Jean, hoping to have surgery

Jean E.
on 5/17/03 7:48 am - Naples, FL
I started this process last year. I had some family issues & put possible surgery (bypass) on hold. Since then the my husband's company has renewed the insurance. I went to see my new doctor on Wed. 5/14/03 & they just needed a couple of things to send off to the insurance company(BCBC PPO/Carefirst). I called to ask BCBS some questions & they advised that my husband's company had a Self-Insurred plan through them that they were just administrators & the company had excluded any surgery or treatment of obesity or morbid obesity. They also said any requests put in would be issued a flat denial. My friend told me to go ahead get my paperwork together & put it in anyway. I'm not sure what to do. Can they do that? Even if my PCP deemed if medically needed! I can't even describe how the whole thing makes me feels.
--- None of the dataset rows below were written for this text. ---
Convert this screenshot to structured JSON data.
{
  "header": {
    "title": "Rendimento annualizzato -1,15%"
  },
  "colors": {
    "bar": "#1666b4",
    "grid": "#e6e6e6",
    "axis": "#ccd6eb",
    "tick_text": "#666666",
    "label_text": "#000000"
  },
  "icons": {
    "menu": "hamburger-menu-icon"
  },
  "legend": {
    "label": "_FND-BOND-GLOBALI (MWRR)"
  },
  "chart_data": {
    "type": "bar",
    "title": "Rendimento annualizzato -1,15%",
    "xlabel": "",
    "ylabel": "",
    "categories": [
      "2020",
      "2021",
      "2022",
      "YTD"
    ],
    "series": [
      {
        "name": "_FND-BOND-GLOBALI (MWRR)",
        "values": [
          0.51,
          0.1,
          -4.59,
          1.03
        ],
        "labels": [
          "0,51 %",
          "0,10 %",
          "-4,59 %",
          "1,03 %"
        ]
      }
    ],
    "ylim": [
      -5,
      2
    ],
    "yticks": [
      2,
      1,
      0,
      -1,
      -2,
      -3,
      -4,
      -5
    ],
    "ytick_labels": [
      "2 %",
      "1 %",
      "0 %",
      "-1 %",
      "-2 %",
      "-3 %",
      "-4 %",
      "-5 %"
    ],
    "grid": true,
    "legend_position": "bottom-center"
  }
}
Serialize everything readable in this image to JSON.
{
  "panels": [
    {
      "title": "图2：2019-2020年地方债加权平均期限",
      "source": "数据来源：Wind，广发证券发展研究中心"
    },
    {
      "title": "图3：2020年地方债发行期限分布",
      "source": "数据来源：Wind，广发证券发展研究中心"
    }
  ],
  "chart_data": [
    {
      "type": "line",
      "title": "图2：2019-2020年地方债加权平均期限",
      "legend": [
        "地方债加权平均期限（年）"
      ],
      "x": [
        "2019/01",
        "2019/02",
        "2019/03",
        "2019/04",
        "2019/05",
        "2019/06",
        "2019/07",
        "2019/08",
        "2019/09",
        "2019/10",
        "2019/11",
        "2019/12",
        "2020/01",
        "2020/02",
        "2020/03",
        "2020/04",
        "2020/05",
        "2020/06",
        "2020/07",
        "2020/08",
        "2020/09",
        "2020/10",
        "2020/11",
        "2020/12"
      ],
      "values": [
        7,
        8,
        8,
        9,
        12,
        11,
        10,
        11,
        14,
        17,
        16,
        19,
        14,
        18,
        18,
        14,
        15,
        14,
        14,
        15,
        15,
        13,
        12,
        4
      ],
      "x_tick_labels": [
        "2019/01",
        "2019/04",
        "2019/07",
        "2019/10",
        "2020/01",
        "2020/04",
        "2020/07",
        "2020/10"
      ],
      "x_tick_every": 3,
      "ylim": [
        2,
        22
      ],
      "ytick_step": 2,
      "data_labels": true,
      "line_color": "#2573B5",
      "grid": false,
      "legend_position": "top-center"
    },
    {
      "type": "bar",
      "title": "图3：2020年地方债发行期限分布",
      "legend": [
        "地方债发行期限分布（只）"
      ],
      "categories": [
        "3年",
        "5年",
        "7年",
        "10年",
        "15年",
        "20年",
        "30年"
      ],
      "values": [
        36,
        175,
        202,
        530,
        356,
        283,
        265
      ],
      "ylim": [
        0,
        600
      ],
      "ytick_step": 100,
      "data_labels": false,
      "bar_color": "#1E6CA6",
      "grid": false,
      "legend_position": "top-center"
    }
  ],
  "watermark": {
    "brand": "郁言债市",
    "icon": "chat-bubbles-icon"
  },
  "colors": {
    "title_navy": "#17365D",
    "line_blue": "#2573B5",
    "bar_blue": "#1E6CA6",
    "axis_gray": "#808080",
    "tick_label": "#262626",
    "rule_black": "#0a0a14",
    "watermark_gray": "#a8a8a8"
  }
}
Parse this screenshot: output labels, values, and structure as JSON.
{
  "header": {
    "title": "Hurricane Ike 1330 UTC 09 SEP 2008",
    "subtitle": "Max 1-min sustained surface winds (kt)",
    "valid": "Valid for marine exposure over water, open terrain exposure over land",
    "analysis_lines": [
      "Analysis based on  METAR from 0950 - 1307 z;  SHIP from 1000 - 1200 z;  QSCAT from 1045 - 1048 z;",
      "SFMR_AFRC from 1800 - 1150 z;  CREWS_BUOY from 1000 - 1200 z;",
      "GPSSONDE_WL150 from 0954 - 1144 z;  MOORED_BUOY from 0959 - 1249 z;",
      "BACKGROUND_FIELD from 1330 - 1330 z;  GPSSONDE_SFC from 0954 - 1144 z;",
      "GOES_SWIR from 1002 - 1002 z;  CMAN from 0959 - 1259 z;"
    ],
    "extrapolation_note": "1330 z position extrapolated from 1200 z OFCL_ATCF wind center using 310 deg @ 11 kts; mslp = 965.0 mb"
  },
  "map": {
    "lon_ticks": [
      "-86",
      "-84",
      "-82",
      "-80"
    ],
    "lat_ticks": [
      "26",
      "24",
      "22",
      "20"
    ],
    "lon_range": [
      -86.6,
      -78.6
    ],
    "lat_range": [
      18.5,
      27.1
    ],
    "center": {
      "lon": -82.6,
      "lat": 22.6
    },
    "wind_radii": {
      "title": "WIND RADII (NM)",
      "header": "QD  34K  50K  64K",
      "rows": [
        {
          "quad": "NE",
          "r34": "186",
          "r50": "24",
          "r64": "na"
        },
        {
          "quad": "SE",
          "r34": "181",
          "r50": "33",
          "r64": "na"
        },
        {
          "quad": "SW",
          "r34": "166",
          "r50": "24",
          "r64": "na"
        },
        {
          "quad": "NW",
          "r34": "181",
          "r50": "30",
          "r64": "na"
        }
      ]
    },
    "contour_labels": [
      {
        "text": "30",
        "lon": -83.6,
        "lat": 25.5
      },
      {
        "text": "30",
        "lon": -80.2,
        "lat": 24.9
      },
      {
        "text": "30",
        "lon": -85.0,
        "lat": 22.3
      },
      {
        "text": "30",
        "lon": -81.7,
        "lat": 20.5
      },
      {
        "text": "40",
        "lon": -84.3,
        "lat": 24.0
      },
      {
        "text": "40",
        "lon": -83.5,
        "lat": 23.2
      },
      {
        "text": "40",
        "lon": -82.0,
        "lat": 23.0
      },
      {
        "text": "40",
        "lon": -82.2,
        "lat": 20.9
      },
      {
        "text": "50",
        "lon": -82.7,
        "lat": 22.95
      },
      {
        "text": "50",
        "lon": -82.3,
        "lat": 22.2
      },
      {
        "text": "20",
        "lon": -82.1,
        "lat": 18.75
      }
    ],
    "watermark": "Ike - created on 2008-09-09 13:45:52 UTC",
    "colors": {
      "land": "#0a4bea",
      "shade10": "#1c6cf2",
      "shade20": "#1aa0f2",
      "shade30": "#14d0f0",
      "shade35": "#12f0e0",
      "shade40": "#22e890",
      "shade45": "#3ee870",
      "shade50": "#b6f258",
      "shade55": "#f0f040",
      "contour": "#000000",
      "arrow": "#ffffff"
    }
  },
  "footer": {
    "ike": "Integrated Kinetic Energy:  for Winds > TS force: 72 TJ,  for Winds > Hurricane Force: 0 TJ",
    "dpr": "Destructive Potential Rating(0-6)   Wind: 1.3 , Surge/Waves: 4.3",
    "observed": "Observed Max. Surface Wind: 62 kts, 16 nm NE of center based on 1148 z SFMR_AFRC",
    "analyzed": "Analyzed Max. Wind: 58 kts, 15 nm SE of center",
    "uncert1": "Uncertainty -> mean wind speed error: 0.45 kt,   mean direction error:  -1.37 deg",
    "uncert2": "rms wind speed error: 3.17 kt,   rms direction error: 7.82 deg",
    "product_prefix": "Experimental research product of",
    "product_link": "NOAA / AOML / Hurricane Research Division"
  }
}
I have a BMI of 52, no major helth issues except I'm in pain & out of breath if I walk more than 10ft & can't even keep my house very clean anymore. Why should I have to wait until I have a heart attack? Sorry for rambling
Sharon H.
on 5/18/03 12:40 am - Jacksonville, Fl
Yes, if a group is self insured THEY MAKE ALL THE RULES and can exclude anything they want. You will have to go to the group administrator to have them give the insurance a waive to approval your surgery. FIGHT IT !! TRY everything possible !!!